Obwohl ihm nach eigener Aussage das Internet und damit große Versandfirmen nicht zu schaffen machen, können Interessierte die neuesten Modelle auf der eigenen Webseite unter www.meier-schuhhaus.de in Augenschein nehmen und sich vorab informieren. »Natürlich gehen auch wir mit dem Trend und sind im Internet vertreten. Unser Kunden schätzen aber nach wie vor den persönlichen Kontakt und kommen deshalb ins Geschäft. Wir können uns nicht beklagen. Die Umsätze sind auch im digitalen Zeitalter stabil geblieben. Wir sind jedenfalls für die Zukunft gut aufgestellt«, betont Frank Meier. Neben dem Inhaber gehören seine Frau Tina sowie Britta Nieswandt und Heike Schrader-Grift zum Mitarbeiterinnen-Team.

Michaela Uffelmann: Florist-Meisterin mit Herz für Blomberg

Blumen Töberich und Blomberg – das gehört einfach zusammen.

Bereits über 100 Jahre besteht das Fachgeschäft an der Neuen Torstraße 8. Ende der 1980er-Jahre stieg Michaela Uffelmann als Auszubildende in das Unternehmen ein und übernahm es 1998, nachdem sie zuvor die Meisterschule in Köln besucht und im Blumenhaus Koch gearbeitet hatte.

Seitdem ist es ihr perfekt gelungen, ihren Betrieb weiterzuentwickeln und das Sortiment stetig zu erweitern. »Man muss immer mit der Zeit gehen und sich regelmäßig weiterbilden«, verrät Michaela Uffelmann eines ihrer Erfolgsgeheimnisse.
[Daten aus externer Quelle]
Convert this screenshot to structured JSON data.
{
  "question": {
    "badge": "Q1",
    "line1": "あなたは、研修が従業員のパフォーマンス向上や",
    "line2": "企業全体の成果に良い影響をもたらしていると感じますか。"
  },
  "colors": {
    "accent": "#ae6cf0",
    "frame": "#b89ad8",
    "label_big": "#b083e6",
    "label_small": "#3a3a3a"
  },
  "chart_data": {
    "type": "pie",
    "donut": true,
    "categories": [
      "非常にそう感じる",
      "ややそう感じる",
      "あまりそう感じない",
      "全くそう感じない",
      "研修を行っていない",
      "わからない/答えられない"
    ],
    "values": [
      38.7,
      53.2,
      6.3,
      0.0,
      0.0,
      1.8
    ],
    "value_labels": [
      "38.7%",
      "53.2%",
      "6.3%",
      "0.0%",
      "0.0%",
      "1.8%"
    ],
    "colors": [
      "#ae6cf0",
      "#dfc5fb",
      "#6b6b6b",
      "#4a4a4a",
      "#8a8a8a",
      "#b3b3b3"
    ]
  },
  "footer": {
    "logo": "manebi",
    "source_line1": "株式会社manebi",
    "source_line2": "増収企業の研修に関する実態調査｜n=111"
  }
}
Mittlerweile gibt es direkt im Herzen Blombergs neben den Klassikern wie Schnittblumen oder Blumen-Gestecken auch verschiedene Accessoires zu kaufen. »Zudem«, so Uffelmann, »spielt die Event-Floristik für verschiedene Veranstaltungen wie Geburtstage oder Hochzeiten eine wichtige Rolle.«

An Blomberg mag die Florist-Meisterin, die aus Tintrup stammt und mittlerweile direkt in der Nelkenstadt lebt, gleich mehrere Faktoren: »Das kleine Städtchen gefällt mir einfach sehr gut, ich fühle mich rundum wohl und meine Familie wohnt ebenfalls hier. Deshalb bin ich auch hier geblieben und war eigentlich nur wegen der Meisterschule einige Zeit weg.« Außerdem schätzt sie die kurzen Wege: »Ich bekomme hier alles, was ich brauche, die Umgebung ist schön und die Stadt hat sich sehr positiv entwickelt.«

Und es gibt noch eine Besonderheit, die in größeren Städten so sicherlich nicht vorkommt: Der ganz direkte und persönliche Kontakt zu den Menschen und Kunden. »Es gibt Familien, die ich seit meiner Ausbildung kenne und die seit Generationen zu Blumen Töberich kommen. Das freut mich unheimlich«, hält eine durchweg zufriedene Michaela Uffelmann fest.